La espiral imaginada
La capacidad de anticipación de las personas es grande, tanto como la capacidad de imaginar posibles resultados ante la incertidumbre. Como hemos traído a estas líneas con anterioridad, imaginar el futuro a partir de pocos datos es una herramienta indispensable para prepararnos a actuar en el momento que corresponda y, para ello, en cierto modo nos retamos mentalmente a desplegar los recursos necesarios para afrontar una situación concreta antes de que dicho despliegue sea necesario en la realidad. No nos imaginamos entonces solamente cómo saldrán las cosas, sino también nuestra propia actuación, incluso nuestros propios pensamientos y emociones.
Ese despliegue imaginativo de la realidad externa e interna y la proyección de nosotros mismos en ese futuro hipotético es como una exploración, un ensayo vivido de lo que creemos que nos va a suceder por dentro cuando llegue el momento. Sin embargo, en ocasiones somos tan potentes y convincentes con nosotros mismos, que “nos pasamos de frenada”.
A veces, los escenarios desbordantes resultantes, difícilmente manejables, son el fruto de esa misma capacidad de análisis sumada a la desbordante imaginación que nos preparan para los futuros posibles, solo que matizada por la emoción subyacente de miedo ante la incertidumbre que ha desencadenado el proceso.
Popularmente, a la primera parte la llamamos “ponernos en lo peor”, solo que, cuando nos pasamos de explícitos o grandilocuentes, a veces no somos capaces de distinguir emocionalmente la fantasía del recuerdo o la anticipación y llegamos a reaccionar con consternación, impotencia o terror a lo que nos hemos imaginado. Habitualmente, cuanto más temor tenemos a esa situación incierta, más aterradoras suelen ser nuestras anticipaciones, llegando a paralizarnos más de lo que cabría esperar si esa situación que imaginamos realmente se diera.
Nuestra capacidad para anticiparnos puede, por tanto, ser la misma que nos lleve a un callejón sin salida en un momento dado. Quizá podamos darnos cuenta de que esto está pasando cuando nos encontramos dándole demasiadas vueltas a lo mismo, abundando internamente en los mismos detalles amenazantes, oscuros o inciertos, y dejando progresivamente fuera cualquier otro camino. Cuando nos encontramos recreando lo mismo, probablemente estemos encallados en esa imaginación falsamente preparatoria. Y no porque no nos ayude a prevenir lo que puede venir, sino porque nos está arrebatando la capacidad de reaccionar diferente.
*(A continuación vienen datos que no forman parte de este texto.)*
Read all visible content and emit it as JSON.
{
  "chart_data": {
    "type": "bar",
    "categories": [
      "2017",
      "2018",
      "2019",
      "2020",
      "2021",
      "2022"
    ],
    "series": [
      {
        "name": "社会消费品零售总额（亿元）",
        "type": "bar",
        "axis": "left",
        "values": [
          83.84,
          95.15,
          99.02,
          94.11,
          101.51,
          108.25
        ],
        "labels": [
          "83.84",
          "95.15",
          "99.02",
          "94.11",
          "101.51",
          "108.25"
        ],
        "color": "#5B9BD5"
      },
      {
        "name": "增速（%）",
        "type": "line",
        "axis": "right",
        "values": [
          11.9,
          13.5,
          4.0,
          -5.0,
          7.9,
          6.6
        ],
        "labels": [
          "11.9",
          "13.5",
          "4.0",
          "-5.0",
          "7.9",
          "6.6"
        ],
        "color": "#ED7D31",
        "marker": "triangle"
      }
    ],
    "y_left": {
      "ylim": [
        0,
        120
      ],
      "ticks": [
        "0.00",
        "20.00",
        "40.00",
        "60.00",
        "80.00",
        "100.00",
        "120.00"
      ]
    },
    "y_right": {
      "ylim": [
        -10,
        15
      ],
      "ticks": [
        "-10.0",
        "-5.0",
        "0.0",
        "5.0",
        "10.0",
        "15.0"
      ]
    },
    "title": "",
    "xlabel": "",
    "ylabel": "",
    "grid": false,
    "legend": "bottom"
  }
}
En un principio, esa anticipación servía para prepararnos, y para ello, buscamos en los recovecos de la mente en busca de asociaciones relevantes entre lo que conocemos del pasado y lo que nos imaginamos de ese futuro, para encontrar una solución creativa a un desafío por venir. Sin embargo, cuando nos atrapamos en esa espiral descendente de imaginación estancada, ya no creamos nuevas categorías de respuesta, no nos inventamos la posible solución, sino que amasamos una y otra vez, rumiamos solo un aspecto –relevante, sí– de la situación. El resultado suele ser una sensación de “viscosidad mental”, de dificultad para pensar, de limitación y profunda incapacidad.
Sin embargo, aún existe la posibilidad de reconectar con lo que empezamos a hacer al inicio de todo el proceso, y es que la exploración sigue estando ahí. Es el momento entonces de dejar de intentar encontrar soluciones y volver a centrarse en uno mismo, una misma, cambiar de actividades para que los estímulos sean nuevos, que entre aire fresco a nuestra búsqueda de adaptación. También es el momento de cambiar de escenario para pensar desde otro lugar, lo que sucederá gracias a las sensaciones propias de ese otro lugar.
Y quizá lo más importante, recordar que lo que sea que nos atormenta, todavía no ha pasado y, si encontramos la manera de reconectar con nuestras capacidades, deseo, incluso nuestro propio cuerpo, también recuperaremos la capacidad de que la imaginación estancada empiece a fluir de nuevo.